At that moment all other banks become de-facto Globally Systemic Unimportant Financial Institutions, in other words almost declared as irrelevant. 

If the G-SUFI’s do not fight back or protest they’re toast! Our dear George Bailey would not have stood a chance against a Basel Committee. Did we really authorize the bank regulators to do that?

Crazy bank regulations explained in apolitical red and blue!

Thursday, June 16, 2011

And what about Systemically Un-Important Financial Institutions?

Anyone thinking about how to reign or prepare for what could happen with Systemically Important Financial Institutions, should put on your hats of bankers of Systemically Un-Important Financial Institutions, and think about what you need in order to be able to compete so as to survive, as an independent and not as a satellite.

For instance Daniel K. Tarullo has not yet done so, and though he is probably not aware of it he is on that dangerous route that leads to awarding some behemoths a “Too-big-to fail” franchise.

Monday, June 13, 2011

Do not even think of selling “Too-big-to-fail” franchises, much less for a meager 3 percent of additional bank equity.

It would seem like some regulators want to sell “Too-big-to-fail” franchises to Systemically Important Financial Institutions (SIFIs/G-SIFIs), and even for a mere 3 percent in additional capital.
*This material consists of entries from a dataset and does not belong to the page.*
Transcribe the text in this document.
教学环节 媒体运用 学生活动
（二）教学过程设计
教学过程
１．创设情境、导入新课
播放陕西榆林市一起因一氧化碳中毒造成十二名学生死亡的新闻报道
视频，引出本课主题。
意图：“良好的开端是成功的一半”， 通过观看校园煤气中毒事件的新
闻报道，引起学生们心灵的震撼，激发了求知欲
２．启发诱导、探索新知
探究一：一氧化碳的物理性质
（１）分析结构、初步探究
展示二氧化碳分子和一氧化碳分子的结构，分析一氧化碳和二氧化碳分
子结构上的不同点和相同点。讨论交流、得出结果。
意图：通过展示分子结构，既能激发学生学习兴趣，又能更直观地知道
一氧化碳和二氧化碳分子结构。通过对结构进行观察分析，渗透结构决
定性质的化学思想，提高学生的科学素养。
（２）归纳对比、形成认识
Do not even think of it! 

Not only will 3 percent of additional bank capital end up being almost meaningless in the case of a systemic explosion or implosion of these huge banks, but it is also probable that precisely those Too-big-to-fail banks that we least should want to be too big to fail, will be those most likely to exploit the franchise for all it is worth, in order to compensate the additional equity required, in the ways we would least like to see these franchises exploited. 

Of course regulators will argue these franchises will be the subject of special supervision. Who are they fooling? Is it not hard enough for them to supervise these behemoths without labeling them as the most likely candidates for special support?